“Have you ever seen that daughter of yours that you left to wallow with human swine?” demanded Wade, with a fury he could not restrain. “Well, I have!” Into those words he put all the bitter resentment of months of remembrance of John Barrett’s insults.
“And I have seen the daughter you cherish in your home. I don’t need any man’s say-so to prove to me that they’re both your children, Mr. Barrett. You stand convicted in the eyes of every man who has eyes and who sees Elva Barrett and then looks on poor Kate Arden—even her name a cruel jest! I don’t want to hear a man like you lie, Mr. Barrett. Don’t talk any more to me about blackmail.” He shook his fist at the roof of the Jerusalem fire station, just showing above the ledges. “I know that girl over there is your daughter. Now go slow, Mr. Barrett, with your threats of what you will do to Lane. If there is any unwritten law, he deserves to have the forfeit of the life that I’ve helped to save. That’s still a matter between you two. But as to that girl yonder, I propose to ask something. What are you going to do with her?”
Barrett muttered incoherently, dazed by the new light of Wade’s words.
“Your blackmail story may go with woodsmen, Mr. Barrett. But if Lane should go out of these woods with his story and that girl to back it he can hold you up to execration by every decent person in the State. The girl proves it in every feature of her face.”
“The lunatic tried to make me take her home, own her publicly, and treat her as a daughter—and he demanded that to ruin me. It would ruin me in my political prospects, Wade. You know it. I’m willing to do what’s right. But I can’t do that.” His courage revived a little. “I’d rather go down fighting.”

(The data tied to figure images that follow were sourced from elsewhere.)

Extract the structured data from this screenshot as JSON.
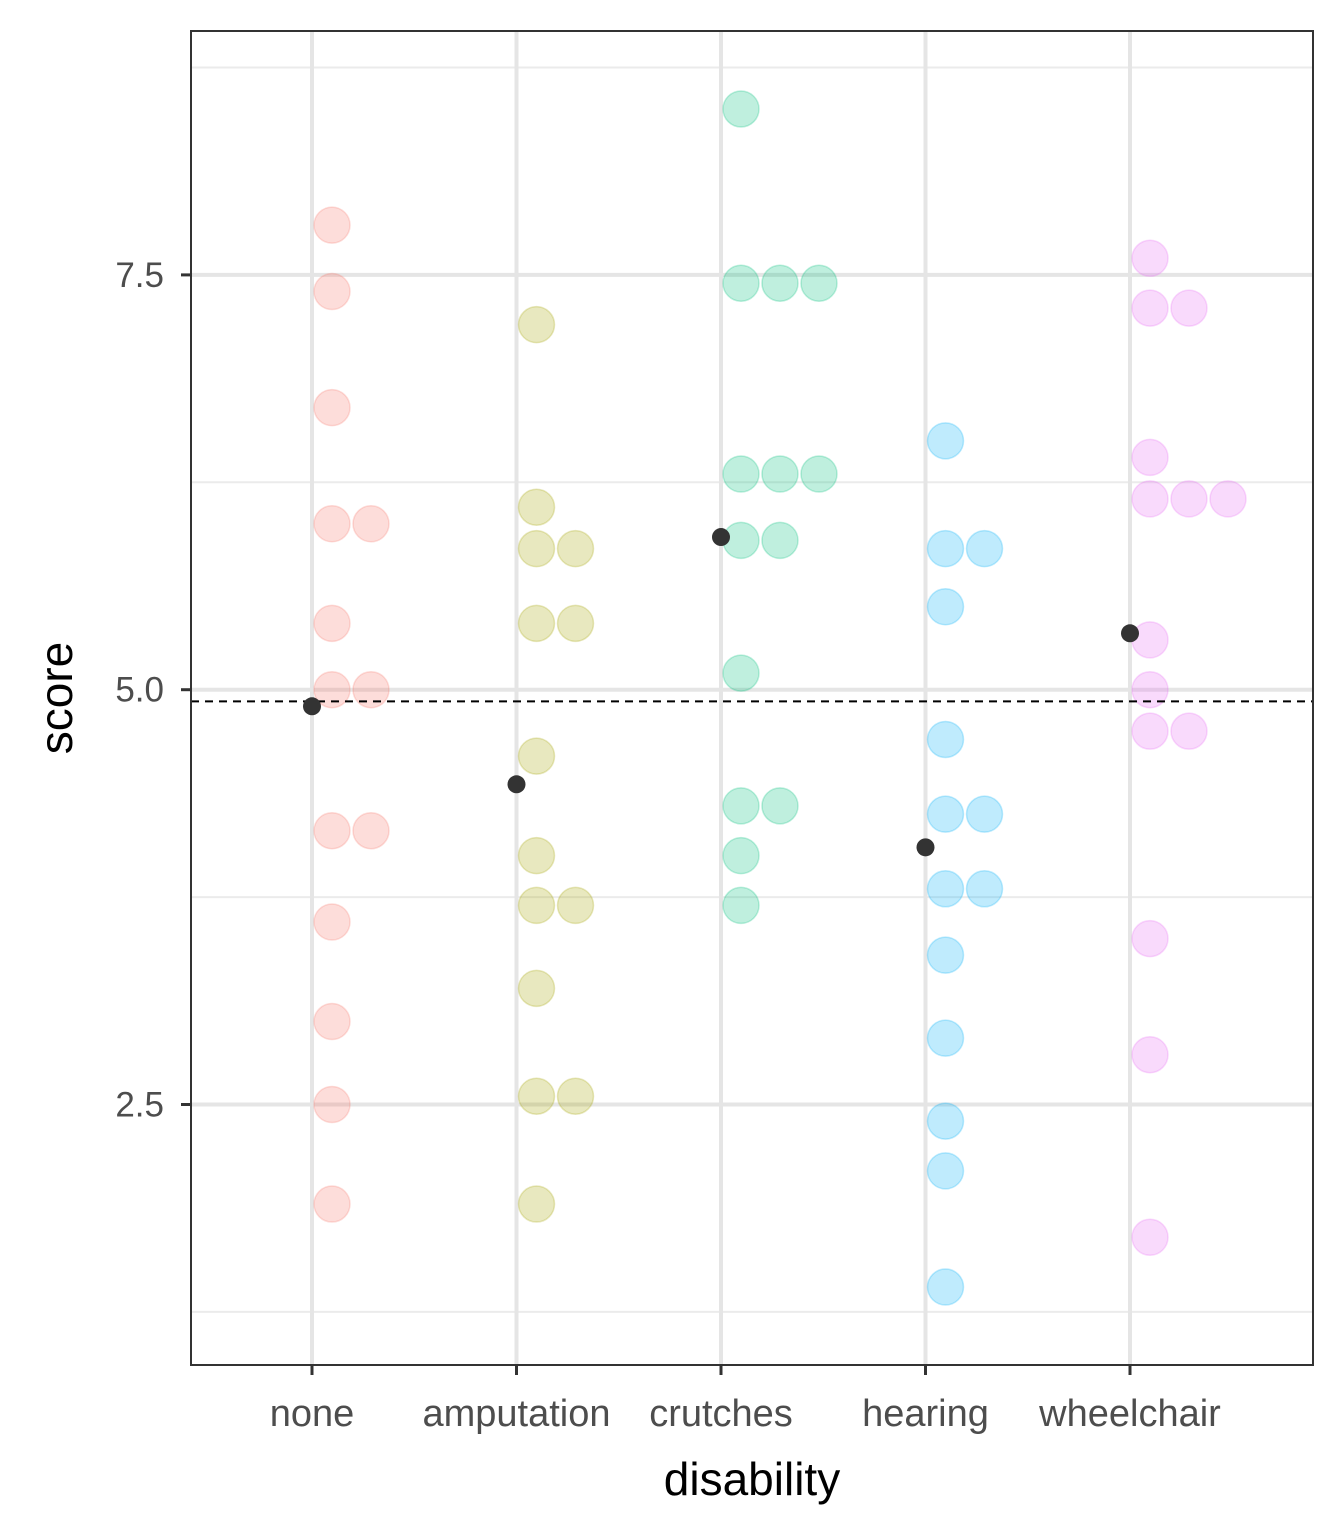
{
  "chart_data": {
    "type": "scatter",
    "subtype": "dotplot with group means",
    "xlabel": "disability",
    "ylabel": "score",
    "categories": [
      "none",
      "amputation",
      "crutches",
      "hearing",
      "wheelchair"
    ],
    "ylim": [
      0.93,
      8.97
    ],
    "yticks": [
      2.5,
      5.0,
      7.5
    ],
    "ytick_labels": [
      "2.5",
      "5.0",
      "7.5"
    ],
    "y_minor_gridlines": [
      1.25,
      3.75,
      6.25,
      8.75
    ],
    "grid": true,
    "colors": [
      "#F8766D",
      "#A3A500",
      "#00BF7D",
      "#00B0F6",
      "#E76BF3"
    ],
    "series": [
      {
        "name": "none",
        "values": [
          7.8,
          7.4,
          6.7,
          6.0,
          6.0,
          5.4,
          5.0,
          5.0,
          4.15,
          4.15,
          3.6,
          3.0,
          2.5,
          1.9
        ],
        "mean": 4.9
      },
      {
        "name": "amputation",
        "values": [
          7.2,
          6.1,
          5.85,
          5.85,
          5.4,
          5.4,
          4.6,
          4.0,
          3.7,
          3.7,
          3.2,
          2.55,
          2.55,
          1.9
        ],
        "mean": 4.43
      },
      {
        "name": "crutches",
        "values": [
          8.5,
          7.45,
          7.45,
          7.45,
          6.3,
          6.3,
          6.3,
          5.9,
          5.9,
          5.1,
          4.3,
          4.3,
          4.0,
          3.7
        ],
        "mean": 5.92
      },
      {
        "name": "hearing",
        "values": [
          6.5,
          5.85,
          5.85,
          5.5,
          4.7,
          4.25,
          4.25,
          3.8,
          3.8,
          3.4,
          2.9,
          2.4,
          2.1,
          1.4
        ],
        "mean": 4.05
      },
      {
        "name": "wheelchair",
        "values": [
          7.6,
          7.3,
          7.3,
          6.4,
          6.15,
          6.15,
          6.15,
          5.3,
          5.0,
          4.75,
          4.75,
          3.5,
          2.8,
          1.7
        ],
        "mean": 5.34
      }
    ],
    "grand_mean_line": 4.93
  }
}
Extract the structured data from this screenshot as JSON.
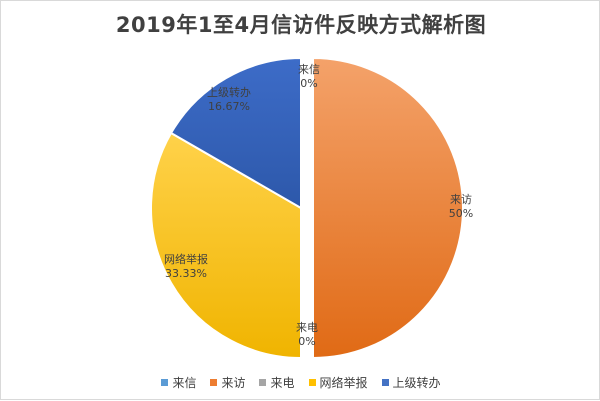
{
  "chart_data": {
    "type": "pie",
    "title": "2019年1至4月信访件反映方式解析图",
    "categories": [
      "来信",
      "来访",
      "来电",
      "网络举报",
      "上级转办"
    ],
    "values": [
      0,
      50,
      0,
      33.33,
      16.67
    ],
    "labels": [
      "0%",
      "50%",
      "0%",
      "33.33%",
      "16.67%"
    ],
    "colors": [
      "#5b9bd5",
      "#ed7d31",
      "#a5a5a5",
      "#ffc000",
      "#4472c4"
    ],
    "exploded": [
      "来访"
    ],
    "legend_position": "bottom"
  }
}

The young man pondered awhile.
“I don’t want you to think that I’m persecuting you for any of the trouble between us, Mr. Barrett,” he said, at last. “That is all over and done with. But as a man who knows what that poor girl has been condemned to, and like others here who can tell by their own eyes that Lane is speaking the truth, I’m going to see that she gets a fair show.”
Barrett concealed his private doubts as to the young man’s animus. But sudden dread of this new weapon in his foe’s hand mastered him.
“In the name of God, help me out, Wade!” he pleaded, dropping all his obstinacy. “I couldn’t argue with that crazy man. I’ll put the girl to school. I’ll give her money. She shall have everything heart can wish—except my home. Think of my family, Mr. Wade! Think of my daughter! I want to have the respect of my family, Mr. Wade, for the few years that are left to me. Help me, and you won’t be sorry for it. I’ll—”
“I want no pay and no promises,” broke in the young man. “You have been free with your cry of blackmail. You can never taunt me with that. I’m simply appealing to your manhood. But I’m going to see that your daughter gets her rights, and that is no threat—it is justice.”